You other gardeners can't deny
That when a rose shows up with its foliage rough and tough
And puts some red balls all around
You get glad, want to make some jam
'Cause those hips ain't full of spam
Seeds in those hips she's wearing
I'm hooked and I can't stop staring
Oh baby, I want to plant them wit'cha
And take your picture
but once again, Baby Got Back seems to be my muse for starting a post. Our first frost is finally upon us,almost 4 weeks late, and 'Fru Dagmar Hastrup' is ready, ripe hips shining in the sun. These hips are the biggest and juiciest of the rugosas that I grow, and in these, I can finally see why wartime Britain relied on rose hips as a source of Vitamin C. The first hip, at the top, is larger than a quarter, and the second is nearly that large. Many sources state that these hips should be accompanied by fall color changes in the foliage, but I have yet to see my bush provide any color this fall. Perhaps she will develop it later, once that first frost does its damage.
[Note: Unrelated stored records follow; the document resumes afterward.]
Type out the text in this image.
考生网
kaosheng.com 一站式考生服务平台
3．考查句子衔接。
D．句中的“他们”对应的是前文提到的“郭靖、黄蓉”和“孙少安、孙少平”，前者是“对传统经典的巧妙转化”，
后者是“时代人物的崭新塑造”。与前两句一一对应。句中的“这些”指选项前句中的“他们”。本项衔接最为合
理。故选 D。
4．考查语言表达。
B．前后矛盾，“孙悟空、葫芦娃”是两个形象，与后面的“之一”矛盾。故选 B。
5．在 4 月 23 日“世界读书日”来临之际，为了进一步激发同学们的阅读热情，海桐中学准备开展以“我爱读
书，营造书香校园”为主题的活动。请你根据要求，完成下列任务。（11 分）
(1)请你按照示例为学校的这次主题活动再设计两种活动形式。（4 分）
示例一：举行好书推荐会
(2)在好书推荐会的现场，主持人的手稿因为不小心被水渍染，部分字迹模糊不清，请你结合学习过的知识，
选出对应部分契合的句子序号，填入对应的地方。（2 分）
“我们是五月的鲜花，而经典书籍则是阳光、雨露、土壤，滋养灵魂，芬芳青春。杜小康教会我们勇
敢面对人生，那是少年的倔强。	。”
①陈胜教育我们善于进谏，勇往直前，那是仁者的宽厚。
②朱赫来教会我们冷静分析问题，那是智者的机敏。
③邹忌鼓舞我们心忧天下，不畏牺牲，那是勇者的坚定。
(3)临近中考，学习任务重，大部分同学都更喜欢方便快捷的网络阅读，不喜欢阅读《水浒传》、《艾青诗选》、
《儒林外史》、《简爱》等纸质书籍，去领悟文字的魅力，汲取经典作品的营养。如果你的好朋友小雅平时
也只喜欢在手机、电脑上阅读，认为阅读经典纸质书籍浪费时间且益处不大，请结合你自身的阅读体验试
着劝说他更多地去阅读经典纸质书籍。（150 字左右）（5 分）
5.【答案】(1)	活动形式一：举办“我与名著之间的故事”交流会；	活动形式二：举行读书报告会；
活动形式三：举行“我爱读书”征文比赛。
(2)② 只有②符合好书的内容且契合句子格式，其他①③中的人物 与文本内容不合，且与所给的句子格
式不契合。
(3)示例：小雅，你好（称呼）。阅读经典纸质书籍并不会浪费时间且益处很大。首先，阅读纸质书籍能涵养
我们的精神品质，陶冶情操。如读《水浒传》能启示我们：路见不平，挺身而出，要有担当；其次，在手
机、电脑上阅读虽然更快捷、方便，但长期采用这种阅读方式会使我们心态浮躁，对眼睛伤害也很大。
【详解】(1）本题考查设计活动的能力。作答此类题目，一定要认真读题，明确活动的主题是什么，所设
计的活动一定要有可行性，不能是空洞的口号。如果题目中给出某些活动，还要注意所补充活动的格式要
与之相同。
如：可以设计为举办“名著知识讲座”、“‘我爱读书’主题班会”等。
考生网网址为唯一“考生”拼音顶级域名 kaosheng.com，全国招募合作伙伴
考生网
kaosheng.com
I do intend to plant the seeds within this scarlet dreams this winter and try for a crop of Rugosa hybrids. After the loss of so many roses to Rose Rosette, I might as well hope and pray that 'Fru Dagmar Hastrup' was indiscreet with one of the Griffith Buck or English roses in the vicinity, making little roses that could have some RR resistance. A gardener can hope.